MEXICO CITY – Mexican media giant Televisa said Monday it has agreed to buy 30 percent of cell phone carrier Nextel de Mexico for $1.44 billion as part of its plan to offer “quadruple play” — voice, video, Internet and wireless products.
The companies plan to bid together on wireless airwaves in a government auction planned for May, and the investment is subject to winning the auction and Nextel getting the spectrum to broaden its services.
“If the proposal we present in the auction is not successful, then we don’t do the deal,” Alfonso de Angoitia, Televisa’s executive vice president, told reporters on a conference call.
Grupo Televisa S.A., the world’s top producer of Spanish-language television programming, will have the option to buy an additional stake of 7.5 percent, the company said in a statement earlier Monday.

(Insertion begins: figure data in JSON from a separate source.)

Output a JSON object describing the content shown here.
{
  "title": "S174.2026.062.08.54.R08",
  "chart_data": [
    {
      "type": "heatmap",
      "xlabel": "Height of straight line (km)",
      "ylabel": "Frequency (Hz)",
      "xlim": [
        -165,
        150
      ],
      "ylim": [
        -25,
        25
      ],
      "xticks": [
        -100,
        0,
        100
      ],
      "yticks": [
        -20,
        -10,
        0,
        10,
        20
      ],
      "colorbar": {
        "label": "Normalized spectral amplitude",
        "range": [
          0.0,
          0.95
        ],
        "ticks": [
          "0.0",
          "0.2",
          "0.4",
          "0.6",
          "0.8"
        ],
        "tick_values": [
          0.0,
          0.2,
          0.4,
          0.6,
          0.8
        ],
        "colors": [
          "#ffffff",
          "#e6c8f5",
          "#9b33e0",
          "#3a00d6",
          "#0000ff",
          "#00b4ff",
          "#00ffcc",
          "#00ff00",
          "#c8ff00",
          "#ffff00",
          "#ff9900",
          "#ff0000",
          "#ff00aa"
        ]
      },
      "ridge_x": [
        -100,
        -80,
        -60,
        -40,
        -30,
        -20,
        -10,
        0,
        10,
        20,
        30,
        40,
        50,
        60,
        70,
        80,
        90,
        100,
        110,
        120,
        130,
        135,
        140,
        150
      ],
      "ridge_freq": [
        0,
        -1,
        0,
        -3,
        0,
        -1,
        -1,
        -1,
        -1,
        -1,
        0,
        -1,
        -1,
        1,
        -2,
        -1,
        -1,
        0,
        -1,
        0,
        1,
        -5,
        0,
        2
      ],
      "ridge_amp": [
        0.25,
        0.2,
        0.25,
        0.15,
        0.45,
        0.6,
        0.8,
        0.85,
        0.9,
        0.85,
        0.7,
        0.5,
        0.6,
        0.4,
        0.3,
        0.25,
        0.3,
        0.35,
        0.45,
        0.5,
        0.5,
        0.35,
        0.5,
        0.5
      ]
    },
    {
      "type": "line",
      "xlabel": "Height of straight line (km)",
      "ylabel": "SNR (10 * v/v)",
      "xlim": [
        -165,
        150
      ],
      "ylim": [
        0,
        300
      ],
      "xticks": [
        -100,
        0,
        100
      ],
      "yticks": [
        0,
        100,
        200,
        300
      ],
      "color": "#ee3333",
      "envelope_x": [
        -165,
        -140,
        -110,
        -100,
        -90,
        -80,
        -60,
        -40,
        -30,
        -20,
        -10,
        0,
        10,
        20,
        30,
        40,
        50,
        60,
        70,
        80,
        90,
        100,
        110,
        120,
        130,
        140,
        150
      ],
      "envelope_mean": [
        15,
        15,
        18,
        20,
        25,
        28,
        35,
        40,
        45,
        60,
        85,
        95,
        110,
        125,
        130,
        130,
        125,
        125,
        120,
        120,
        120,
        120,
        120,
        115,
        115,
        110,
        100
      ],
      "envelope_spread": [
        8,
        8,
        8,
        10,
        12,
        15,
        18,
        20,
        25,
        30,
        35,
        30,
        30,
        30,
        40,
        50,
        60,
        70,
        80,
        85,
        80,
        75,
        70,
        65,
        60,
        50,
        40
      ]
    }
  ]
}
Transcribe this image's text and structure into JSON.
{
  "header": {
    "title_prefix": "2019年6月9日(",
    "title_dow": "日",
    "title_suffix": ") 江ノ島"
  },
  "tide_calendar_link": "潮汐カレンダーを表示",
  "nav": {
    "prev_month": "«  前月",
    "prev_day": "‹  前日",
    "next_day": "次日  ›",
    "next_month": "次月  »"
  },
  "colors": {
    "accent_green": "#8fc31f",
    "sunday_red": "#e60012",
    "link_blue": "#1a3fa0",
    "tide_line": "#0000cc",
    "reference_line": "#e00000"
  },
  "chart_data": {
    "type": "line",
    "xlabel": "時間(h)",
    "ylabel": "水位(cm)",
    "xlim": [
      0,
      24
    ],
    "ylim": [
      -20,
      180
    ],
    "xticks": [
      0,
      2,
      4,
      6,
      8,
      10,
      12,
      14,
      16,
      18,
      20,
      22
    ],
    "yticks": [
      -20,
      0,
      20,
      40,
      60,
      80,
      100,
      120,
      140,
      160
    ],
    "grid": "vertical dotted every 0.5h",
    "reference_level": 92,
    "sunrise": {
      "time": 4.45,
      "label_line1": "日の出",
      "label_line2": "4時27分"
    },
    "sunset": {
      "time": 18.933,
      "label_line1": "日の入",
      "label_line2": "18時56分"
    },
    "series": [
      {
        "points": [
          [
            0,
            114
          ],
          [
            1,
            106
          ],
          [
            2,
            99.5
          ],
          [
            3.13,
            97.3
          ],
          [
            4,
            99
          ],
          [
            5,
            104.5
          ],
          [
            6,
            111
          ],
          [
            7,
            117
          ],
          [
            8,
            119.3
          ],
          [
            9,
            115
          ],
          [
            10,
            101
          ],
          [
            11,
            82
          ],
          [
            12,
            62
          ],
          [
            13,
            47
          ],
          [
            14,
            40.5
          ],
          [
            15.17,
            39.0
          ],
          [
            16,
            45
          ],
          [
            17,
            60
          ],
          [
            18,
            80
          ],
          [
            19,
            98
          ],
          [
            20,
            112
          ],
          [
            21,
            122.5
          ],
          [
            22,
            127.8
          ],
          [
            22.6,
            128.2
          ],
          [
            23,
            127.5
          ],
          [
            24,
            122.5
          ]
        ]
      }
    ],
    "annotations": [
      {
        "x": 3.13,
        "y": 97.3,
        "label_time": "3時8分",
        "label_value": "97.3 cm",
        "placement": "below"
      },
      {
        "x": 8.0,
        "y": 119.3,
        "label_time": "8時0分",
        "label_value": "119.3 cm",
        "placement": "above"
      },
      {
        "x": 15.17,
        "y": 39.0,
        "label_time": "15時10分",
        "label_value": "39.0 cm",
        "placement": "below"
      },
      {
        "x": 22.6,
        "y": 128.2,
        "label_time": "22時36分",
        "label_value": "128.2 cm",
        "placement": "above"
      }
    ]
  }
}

“With this partnership, we are accessing a platform with an experienced management team and a solid track record in the Mexican telecommunications industry,” Televisa Chairman Emilio Azcarraga Jean said in the statement.
Comunicaciones Nextel de Mexico, S.A. de C.V. is the Mexican subsidiary of cell phone provider NII Holdings Inc., which is based in Virginia and also operates in Argentina, Peru, Chile and Brazil. The company reported 5.8 billion wireless subscribers at the end of September.
The deal would give Televisa access to a cell phone market dominated by Telcel, the local unit of America Movil S.A. owned by billionaire Carlos Slim. Televisa already offers Internet, television and telephone landline services through three cable companies.